Pembroke Township, population less than 2,000, is the last historic Black farming community left in Illinois. And at one time, it was the largest such community in the northern United States. Founded in the 1860s by runaway slaves, it soon became an agricultural hub, producing tons of hemp during World War II and later feeding Chicago, Detroit, and Cleveland during the Great Migration from the South to the North.
And now Nicor Gas wants to run a natural gas pipeline to it.
Earlier this summer the Democrat-controlled Illinois General Assembly passed HB 3404 — a bill that will help fund the proposed gas line, in part by allowing for a 250-percent increase to customers’ gas bills statewide. It would cap a years-long push to bring cheaper natural gas heat to an area, an hour’s drive south of Chicago, that now gets its heat from a mix of propane, wood-burning stoves, and electric space heaters. Governor J.B. Pritzker, a Democrat, has until August 29 to sign the bill into law.
But many local farmers and environmentalists are pleading with Pritzker to veto the bill, arguing that the pipeline would threaten agricultural land and rare black oak savanna habitat, and that the time has passed for new fossil fuel infrastructure.
“The community wants renewable energy,” said Fred Carter, a co-founder of the Black Oaks Center for Sustainable Renewable Living in Pembroke who also grows swiss chard, eggplant, cantaloupes, okra, and other crops on his farm. “This pipeline is a direct assault to the agricultural potential of this community.”
Environmental advocates also argue that the pipeline would undermine Pritzker’s commitments to reducing greenhouse gas emissions. Pritzker has pledged to slash emissions in line with the 2015 Paris Agreement and has also committed to ending emissions from the gas industry by 2045.

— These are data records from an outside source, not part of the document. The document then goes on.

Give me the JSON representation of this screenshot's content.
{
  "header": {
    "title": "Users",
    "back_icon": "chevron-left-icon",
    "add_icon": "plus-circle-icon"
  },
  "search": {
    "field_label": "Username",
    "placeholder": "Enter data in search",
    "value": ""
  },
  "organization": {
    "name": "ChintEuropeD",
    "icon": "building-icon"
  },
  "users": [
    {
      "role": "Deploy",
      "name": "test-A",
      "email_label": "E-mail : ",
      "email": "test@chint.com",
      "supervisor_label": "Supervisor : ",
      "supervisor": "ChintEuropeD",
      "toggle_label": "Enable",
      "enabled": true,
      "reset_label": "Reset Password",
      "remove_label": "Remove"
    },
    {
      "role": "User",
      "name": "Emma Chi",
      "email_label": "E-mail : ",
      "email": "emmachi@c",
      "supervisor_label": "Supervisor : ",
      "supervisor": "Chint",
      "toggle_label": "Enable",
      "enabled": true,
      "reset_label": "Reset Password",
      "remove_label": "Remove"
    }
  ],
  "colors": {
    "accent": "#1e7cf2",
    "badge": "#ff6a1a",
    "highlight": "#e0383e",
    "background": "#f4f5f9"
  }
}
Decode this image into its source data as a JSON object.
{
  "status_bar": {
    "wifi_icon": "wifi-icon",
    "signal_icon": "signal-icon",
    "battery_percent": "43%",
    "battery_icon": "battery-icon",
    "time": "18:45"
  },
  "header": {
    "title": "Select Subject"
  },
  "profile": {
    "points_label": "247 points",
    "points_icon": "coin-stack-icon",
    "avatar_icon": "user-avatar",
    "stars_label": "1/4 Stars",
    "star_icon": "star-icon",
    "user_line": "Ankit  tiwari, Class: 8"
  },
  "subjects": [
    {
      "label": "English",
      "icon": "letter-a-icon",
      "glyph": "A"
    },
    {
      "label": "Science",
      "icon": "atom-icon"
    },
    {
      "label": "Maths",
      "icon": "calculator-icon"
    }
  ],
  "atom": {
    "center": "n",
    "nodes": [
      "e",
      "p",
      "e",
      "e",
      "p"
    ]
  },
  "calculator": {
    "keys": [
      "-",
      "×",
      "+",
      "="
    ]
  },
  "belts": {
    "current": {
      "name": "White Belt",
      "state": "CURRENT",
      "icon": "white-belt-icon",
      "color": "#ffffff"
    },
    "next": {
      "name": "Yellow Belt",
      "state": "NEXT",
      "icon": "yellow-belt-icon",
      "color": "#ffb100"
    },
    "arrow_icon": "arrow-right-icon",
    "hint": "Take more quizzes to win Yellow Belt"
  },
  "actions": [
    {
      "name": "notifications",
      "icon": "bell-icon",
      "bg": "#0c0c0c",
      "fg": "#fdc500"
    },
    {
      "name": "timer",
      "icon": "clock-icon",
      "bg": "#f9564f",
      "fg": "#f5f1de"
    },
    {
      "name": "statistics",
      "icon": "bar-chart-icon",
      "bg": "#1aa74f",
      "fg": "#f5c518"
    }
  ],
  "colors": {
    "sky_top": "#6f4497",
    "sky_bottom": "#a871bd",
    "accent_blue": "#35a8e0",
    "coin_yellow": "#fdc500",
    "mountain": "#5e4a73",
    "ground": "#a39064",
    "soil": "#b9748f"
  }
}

The case for building the pipeline focuses on the area’s deep poverty. Advocates say it would increase economic opportunities for the mostly Black village of Hopkins Park in Pembroke, one of the poorest areas of the state with a poverty rate more than double that of Illinois overall. It has garnered the support of civil rights leader Jesse Jackson, who has organized meetings between Nicor executives and government officials to make the project happen. Hopkins Park’s mayor, Mark Hodge, has said it would help alleviate poverty for its 500 residents by attracting business. Hodge has reportedly said that switching to renewable energy would be too expensive.
Peter Christensen, an assistant professor of environmental economics at the University of Illinois at Urbana-Champaign, sees the merits of both sides. “We also have to consider the needs of the local community that really has been left out of energy infrastructure in the past,” he said.
Local farmers and environmental advocates see another way to bring the town out of “energy poverty.” They envision Pembroke as a hub of solar power and sustainable agriculture, carrying on the stewardship of the land. Pembroke has plenty of other needs that could be a priority for economic development, like emergency services or broadband internet.
“This legislation only offers a false solution to the very real problems faced by a community disinvested for decades,” the Illinois Environmental Council wrote in a letter to lawmakers.
If passed, the $10 million plan would lay more than 30 miles of natural gas pipeline through Pembroke Township and hook up hundreds of residents.
Carter worries about a spill contaminating the town’s water and threatening his health and livelihood. He relies on an aquifer on his property for drinking water and watering his crops, like many others in the area.
State regulators have cited Nicor for contaminating water as recently as 2019, when the Illinois Environmental Protection Agency issued a violation to the company for dumping carcinogenic wastewater into farming fields near aquifer recharge zones. The company is also under investigation by the state attorney general for potential contamination at a dozen sites around Illinois.
Gilbert Michaud, an environmental policy expert at Loyola University Chicago, says he supports bringing rural, lower income communities onto a level playing field, but is skeptical about promises that the pipeline will increase economic opportunity.
“At some point this industry is going to bust,” Michaud said. “Should we be building costly pipelines for a resource that isn’t renewable?” The same reasons Pembroke is good for farming — it’s flat, large, with a lot of sun — would make it good for renewable energy, he said. “From a technical feasibility perspective, something like utility scale wind or solar makes a lot of sense.”
According to the Illinois Environmental Council, despite residents’ long-time interests in renewable energy, the state hasn’t looked at whether solar would work in Pembroke Township.
In March, Pritzker visited Pembroke to celebrate a sweeping new law he signed that provides job protection for people with criminal records, expands access to state contracts for minorities and women, and benefits Black farmers. Carter hopes the governor continues his support by vetoing the bill, which would authorize the local government to seize private property for the pipeline using eminent domain.
“That’s been a fear for the community,” Carter said, “that we will be forced to move from the homes that we’ve been living in for generations.”